A Major Head Rush
Time magazine recently had a cover story on Rush "Talent on Loan from God" Limbaugh and Howard Stern, the two major big mouths of radio. One of the photos showed two of Rush's "dittoheads" bare to the waist, and one of them had painted on his back, "Rush is God."
If we start getting a little more right-wing blasphemy like Limbaugh's, conservative Christians can start feeling good about America again, right?
Idaho Blues
Ben Stein reports in the American Spectator about the delights of northern Idaho, and the prejudices of You Folks Out There. "`You're going back to northern Idaho?' my friend from Connecticut said to me over the phone before I left on this trip. `Don't you know it's full of Nazis?' `You're going to Idaho?' my relative in Brooklyn asked. `Don't you know about the Aryan Nations and how they murder people up there?' `You're going to Idaho? Isn't that where the Skinheads are? Aren't you afraid they'll kill you when you walk down the street?' asked my neighbor here in Hollywood."
As Stein recognizes, Idaho has far fewer fascists per square mile than most other states, and the few that are here are either the type that have difficulty spelling "fascist" or the type that lust for more New Deal goodies from D.C.
Is There a Problem?
The Moneychanger reports that Mr. Clinton's appoinment to fill the slot as Secretary of the Army, a Mr. John Shannon, has been charged with shoplifting a woman's blouse and skirt at an Army PX in Virginia.
Door Number One, No Wait . . . Door Number Two, No Wait . . .
The U.S. Supreme Court recently greatly expanded the criteria an employee can use to sue for sexual harrassment. The employee no longer has to prove that any psychological damage resulted from the harrassment. A little later, a federal appeals court ordered the Navy to graduate and commission a midshipman who had been given the old heave ho from the Naval Academy for being a homosexual. The court acknowledged that the presence of homosexuals would indeed make other members of the military uncomfortable, but that was just plain tough.
So which is it? Are we supposed to be sensitive or are we not supposed to be sensitive?
A Little Late
Population "scientist" Paul Ehrlich, who promised us massive world starvation by 1975, 1980, and so on, was recently asked after another "crisis, so we need world government" lecture on population, what he was personally doing to save the earth. He responded, "My single contribution is that I had only one kid."
Given his view of the imminent population disaster, you would expect him to think that one child is one child too many. Perhaps he should have just borrowed a child for a while.
Government Approved Messiah Complex
With the President now continuing a century long tradition of butting into Haiti, the Administration had to fight-off leaked CIA reports that ousted Haitian President Jean-Bertrand Aristide was unfit for office due to mental problems.

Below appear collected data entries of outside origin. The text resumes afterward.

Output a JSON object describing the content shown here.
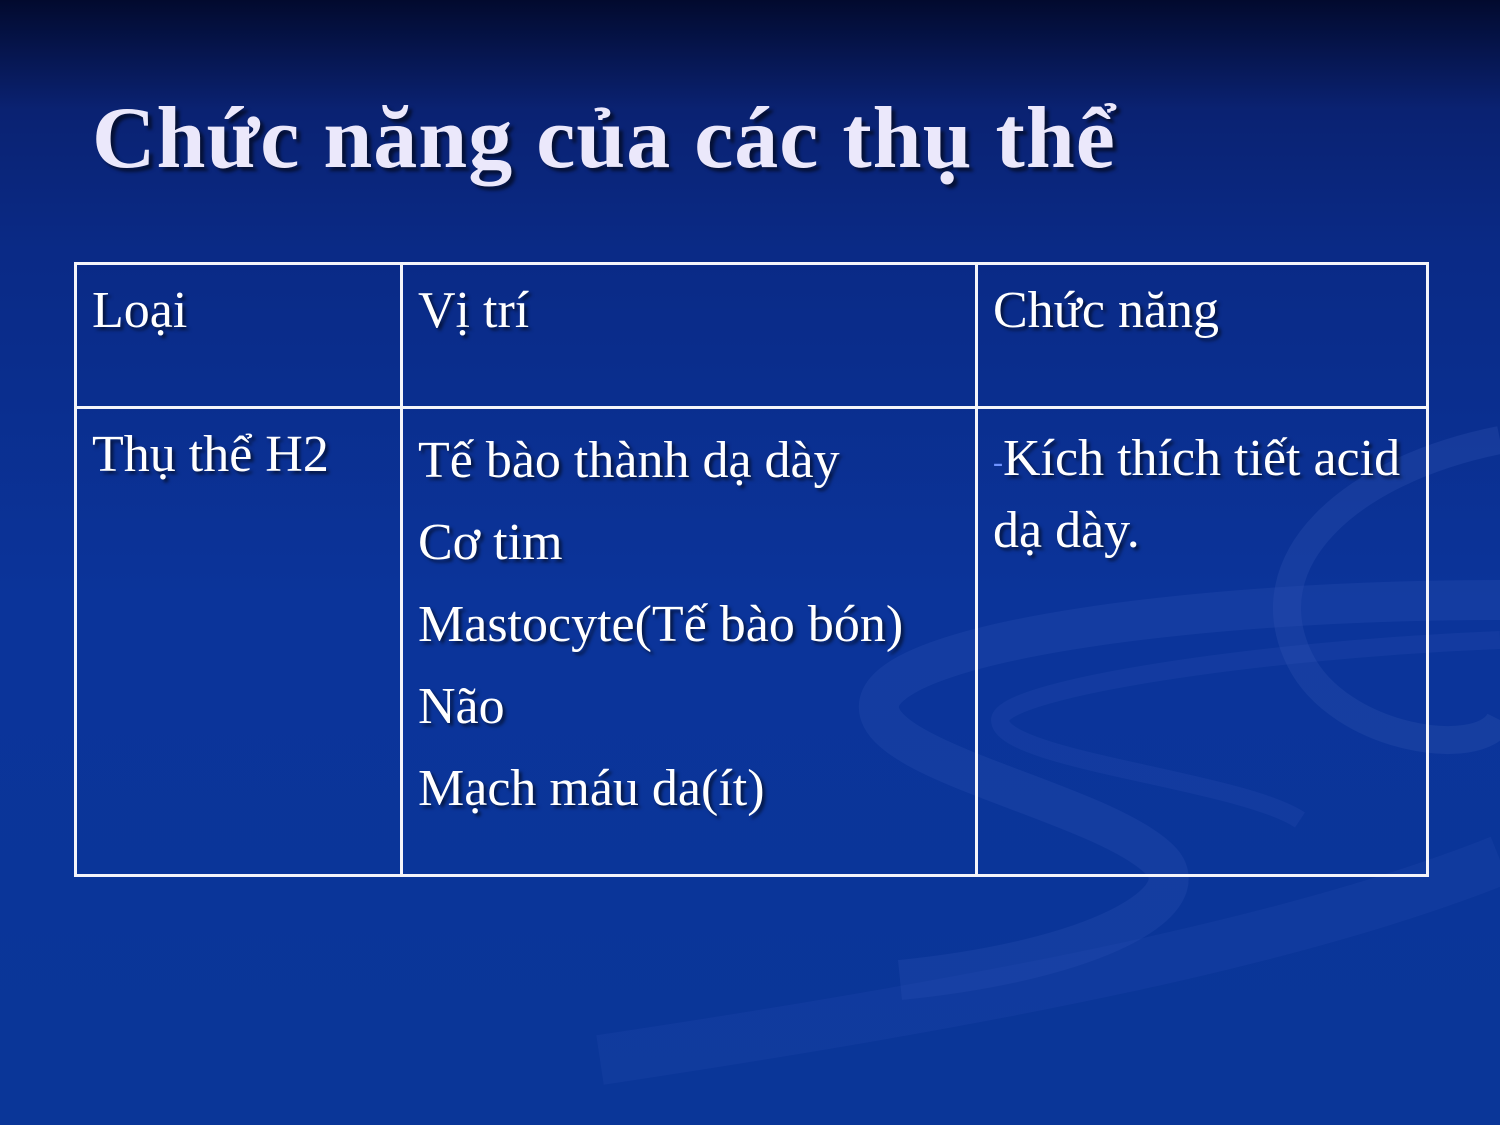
{
  "slide": {
    "title": "Chức năng của các thụ thể"
  },
  "table": {
    "headers": [
      "Loại",
      "Vị trí",
      "Chức năng"
    ],
    "rows": [
      {
        "type": "Thụ thể H2",
        "locations": [
          "Tế bào thành dạ dày",
          "Cơ tim",
          "Mastocyte(Tế bào bón)",
          "Não",
          "Mạch máu da(ít)"
        ],
        "function_bullet": "-",
        "function": "Kích thích tiết acid dạ dày."
      }
    ]
  },
  "colors": {
    "background_top": "#020a2e",
    "background_main": "#0b349a",
    "title_text": "#ebe8fb",
    "table_border": "#f4f4fa",
    "table_text": "#ffffff",
    "bullet": "#6f93ff"
  }
}
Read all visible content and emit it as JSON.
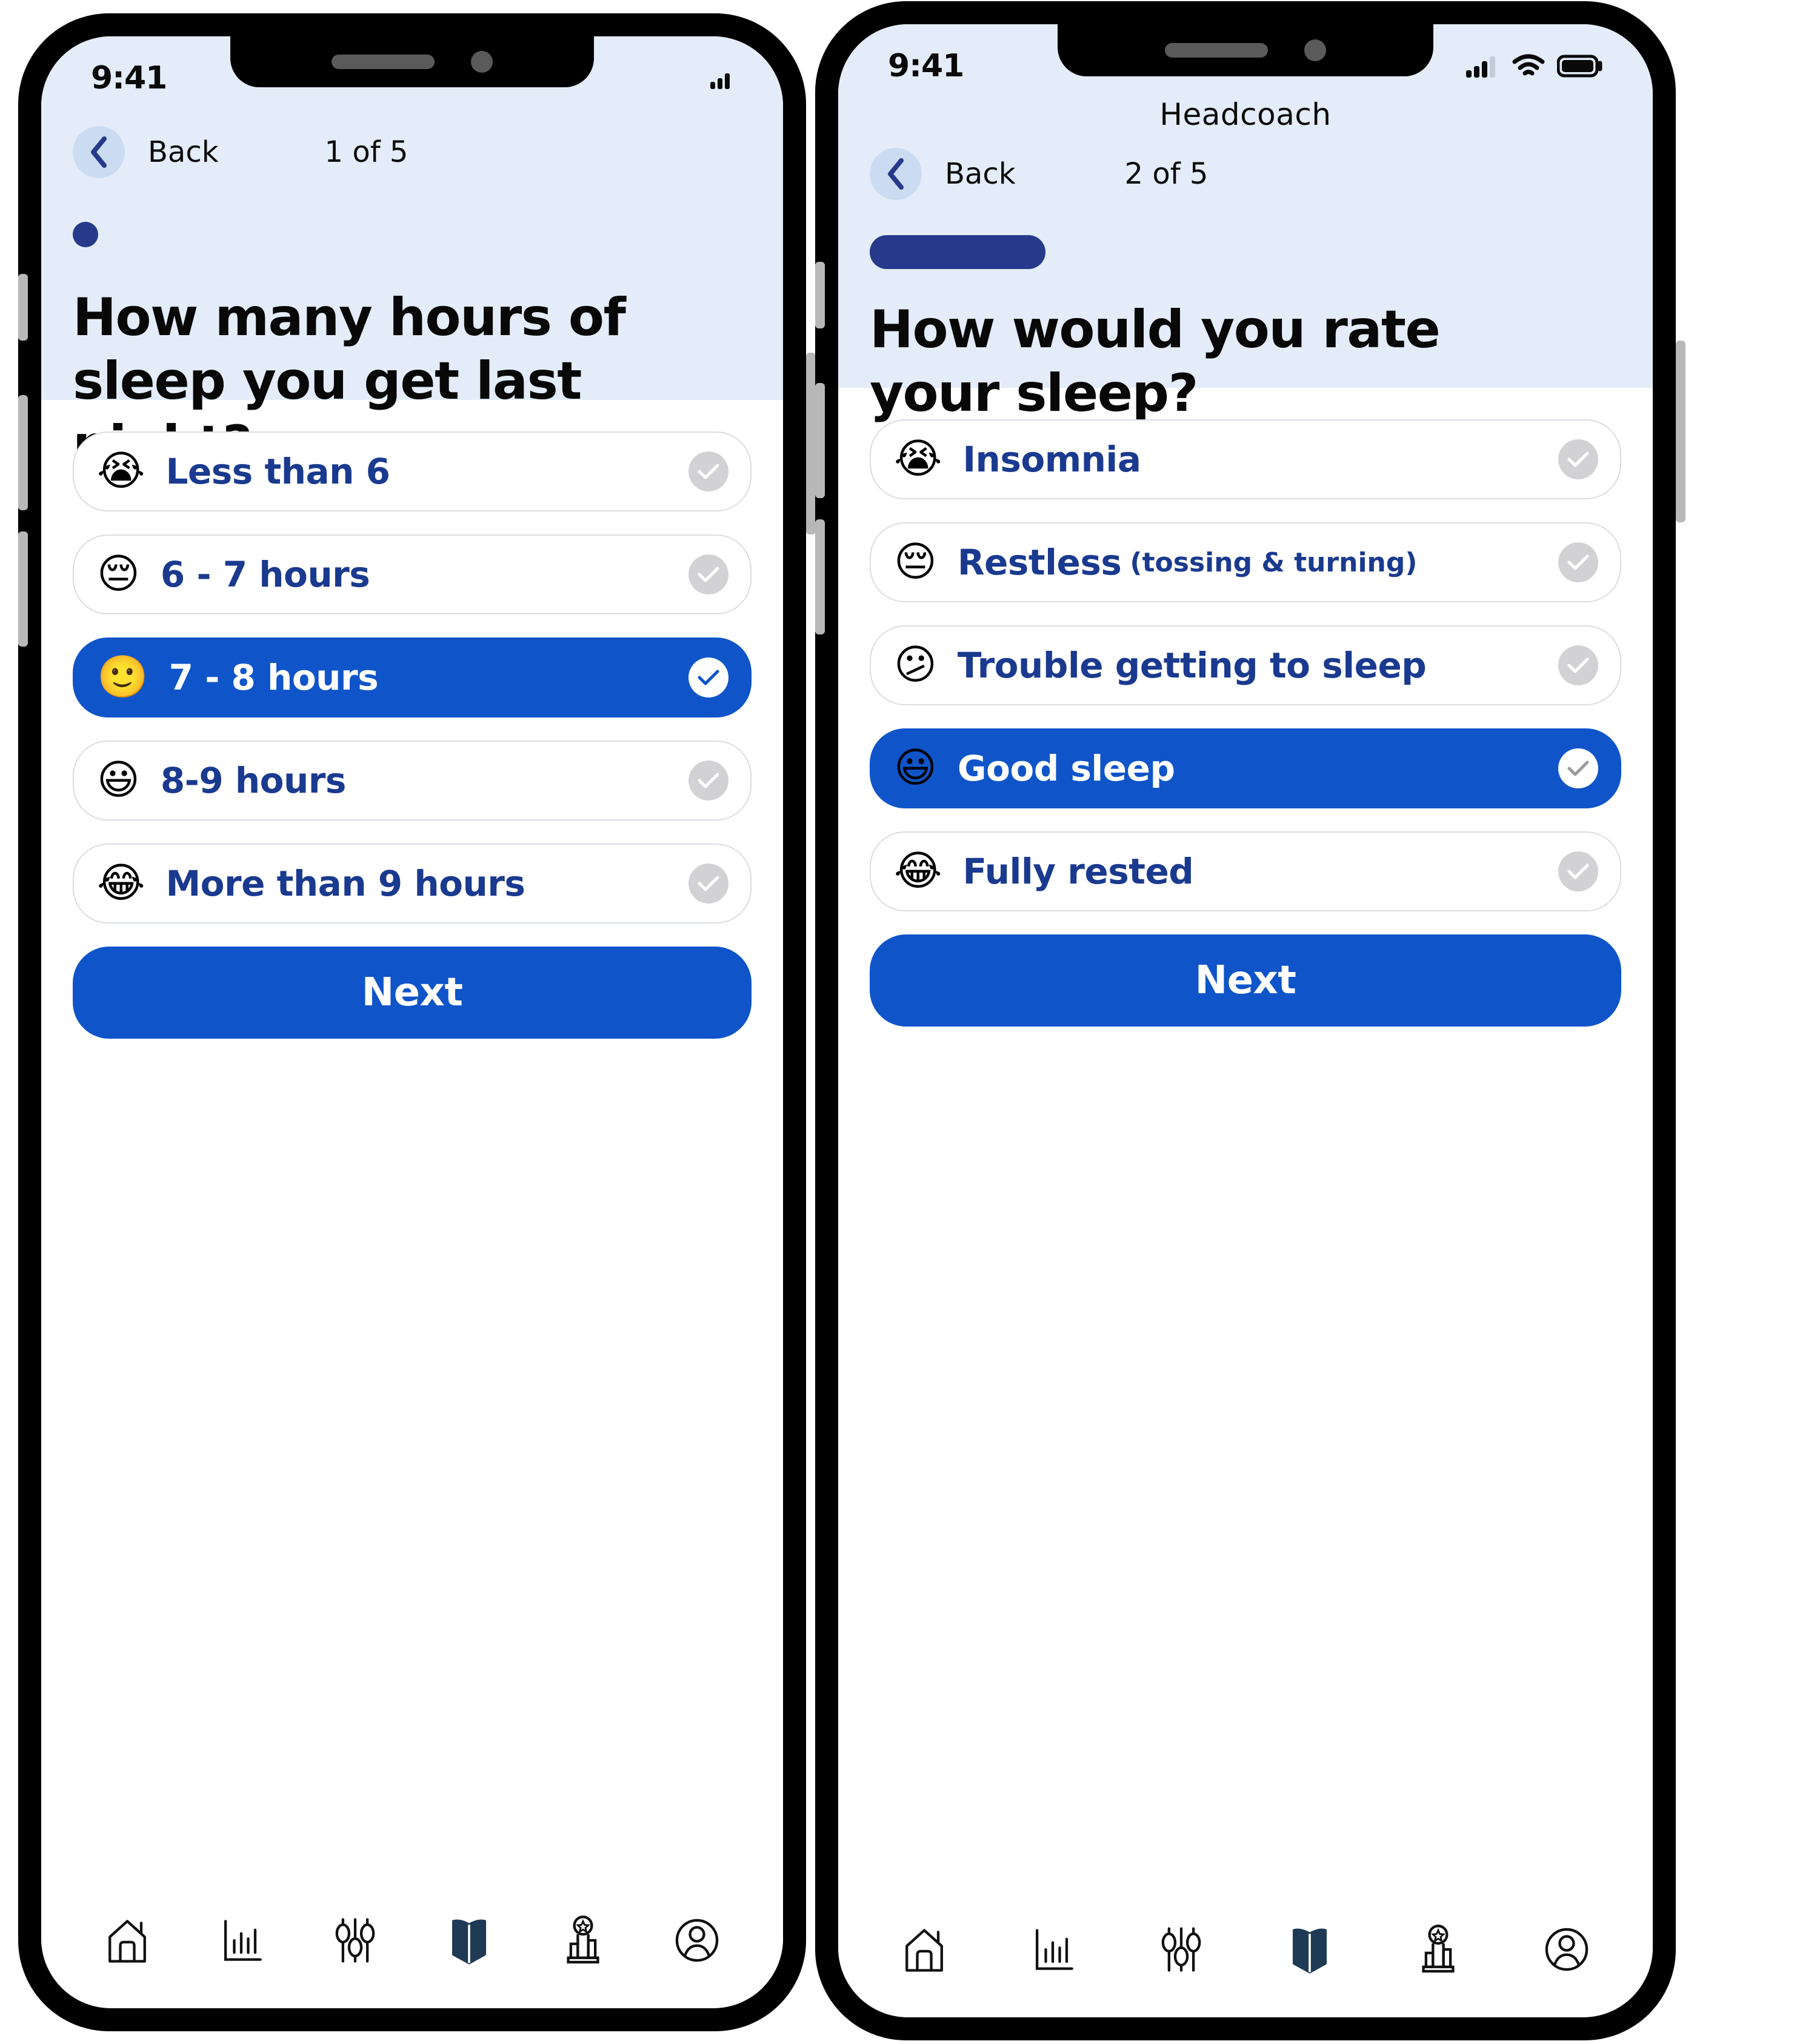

The CIA recently updated its file on Aristide, noting that it's true that "Aristide suffers from depression and from religious complexes, such as a belief that he is the Messiah, but `the bottom line conclusion is that he is competent to lead his country.'"
After all, if we start disqualifying political leaders just because they think they are the Messiah, . . .
Santa Clubbed by Ridiculousness
After helpfully reminding us of how the biblically-challenged embrace a quasi-divine Santa Claus (all-knowing, gravity-defying, nearly omnipresent), the Bobgan's PsychoHeresy Awareness Letter descends into Bathos: "Even Santa's light-hearted laugh echoes a familiar word associated with deity. Santa's laugh is `ho-ho-ho,' not `ho-ho' (twice), but `ho-ho-ho' (three times). Ho is a shortened form of holy. The threefold `ho-ho-ho' sounds like the threefold `Holy, Holy, Holy' found in such Bible verses as Isaiah 6:3 . . ."
And Santa's suit has a collar of lamb's wool like The Lamb, and he has sacrificial animals leading his arrival, and Rudolph is like John the Baptist, and . . .
Three Cheers for Walter Williams
George Mason University economist Walter Williams recently noted that, "Clinton's effort to forcibly impose socialized medicine on our nation [should lead us] to make preparations to secede from the union. . . . The national debate over his plan, like so many other federal assaults on our liberties, focuses on whether it's a good plan or a bad plan. The fundamental question totally ignored is whether federalized medicine is authorized by the U.S. Constitution. My thorough reading of our Constitution found no authorization for Clinton's plan. . . . The only peaceful resolution is that of secession. . . . `Hey, Williams,' you say, `the last time secession was tried, we had a pretty bloody war.' You're right, but let's hope that we learned how costly it is to make people be a part of something they don't want to be. After all, the right to part company is the most effective human safety valve."